Not long ago I read David McCullough’s wonderful books John Adams and 1776. In each of those great works, there was an emphasis on what would have happened to those early American statesmen had the Revolution failed. Names like Washington, Jefferson, Madison, Hamilton, Franklin, Webster, and Adams. It’s foregone that those men would have been arrested, tried and most probably hanged, and left to become little more than footnotes in British history about how the colonial uprising had been subdued, and how the Empire had gloriously prevailed.

But the Revolution didn’t fail.

Those brave statesmen who staked their lives, their fortunes, and the lives of their families on an outcome that was far from certain, somehow crafted an amazing political and military victory over a numerically superior, battle-hardened, and eventually ruthless foe. Against all odds, those early Americans won with guile, perseverance, courage, and a deep belief that what they were risking would be worth the cost required. We had on our side the genius of Jefferson, the wisdom of Adams, the generalship of Washington, and the common men who left their homes and farms, who braved cold, hunger, and scarcity, and who valiantly fought the battles on their way to becoming uncommon men. Thank God Almighty for those people, for without them we’d be . . .

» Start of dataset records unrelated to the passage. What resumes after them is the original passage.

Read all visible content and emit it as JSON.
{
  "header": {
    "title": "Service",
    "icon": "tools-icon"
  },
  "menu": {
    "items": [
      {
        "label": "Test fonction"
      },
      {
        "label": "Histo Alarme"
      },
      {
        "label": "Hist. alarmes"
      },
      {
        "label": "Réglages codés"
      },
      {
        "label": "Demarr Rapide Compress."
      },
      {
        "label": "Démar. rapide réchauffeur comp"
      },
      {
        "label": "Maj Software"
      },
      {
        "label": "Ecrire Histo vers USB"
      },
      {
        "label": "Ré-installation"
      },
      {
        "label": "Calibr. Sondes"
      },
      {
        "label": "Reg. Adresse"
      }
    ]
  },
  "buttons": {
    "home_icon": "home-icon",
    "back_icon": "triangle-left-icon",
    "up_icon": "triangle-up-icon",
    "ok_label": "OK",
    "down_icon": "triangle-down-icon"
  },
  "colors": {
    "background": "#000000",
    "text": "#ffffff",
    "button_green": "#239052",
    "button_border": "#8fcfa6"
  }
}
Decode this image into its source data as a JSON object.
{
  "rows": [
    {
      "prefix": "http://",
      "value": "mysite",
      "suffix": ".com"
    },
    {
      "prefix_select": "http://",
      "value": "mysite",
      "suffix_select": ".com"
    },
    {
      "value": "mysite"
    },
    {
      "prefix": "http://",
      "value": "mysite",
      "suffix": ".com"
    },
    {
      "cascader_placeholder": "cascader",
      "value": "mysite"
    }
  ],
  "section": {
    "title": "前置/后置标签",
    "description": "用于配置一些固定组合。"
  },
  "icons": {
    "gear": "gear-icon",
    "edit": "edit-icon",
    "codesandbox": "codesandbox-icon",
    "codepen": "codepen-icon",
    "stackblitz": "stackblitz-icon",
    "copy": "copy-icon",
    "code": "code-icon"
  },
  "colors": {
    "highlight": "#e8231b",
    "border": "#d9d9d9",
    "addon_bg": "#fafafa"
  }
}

Well, the Revolution didn’t fail.

Ours isn’t a perfect union; far from it. And nowadays it’s a stretch to look at our elected representatives and find among them the same grit and fiber of the sort that won our national independence. Maybe it’s just me, but if tomorrow the Redcoats were bearing down on Washington, D.C. and our current elected officials were in charge, our newscasts would soon enough switch from CNN to BBC. Maybe that’s an unfair characterization. Maybe there really are stately men and women governing our nation. Maybe. Look for one the next time there’s a televised congressional hearing. Or another disaster in Louisiana. Again, ours isn’t a perfect union.

The good news is that the Revolution didn’t fail.

And we should remember that, always. Thomas Jefferson and John Adams died within hours of one another on July 4, 1826. We know how history has judged them. How will history judge us in 200 years?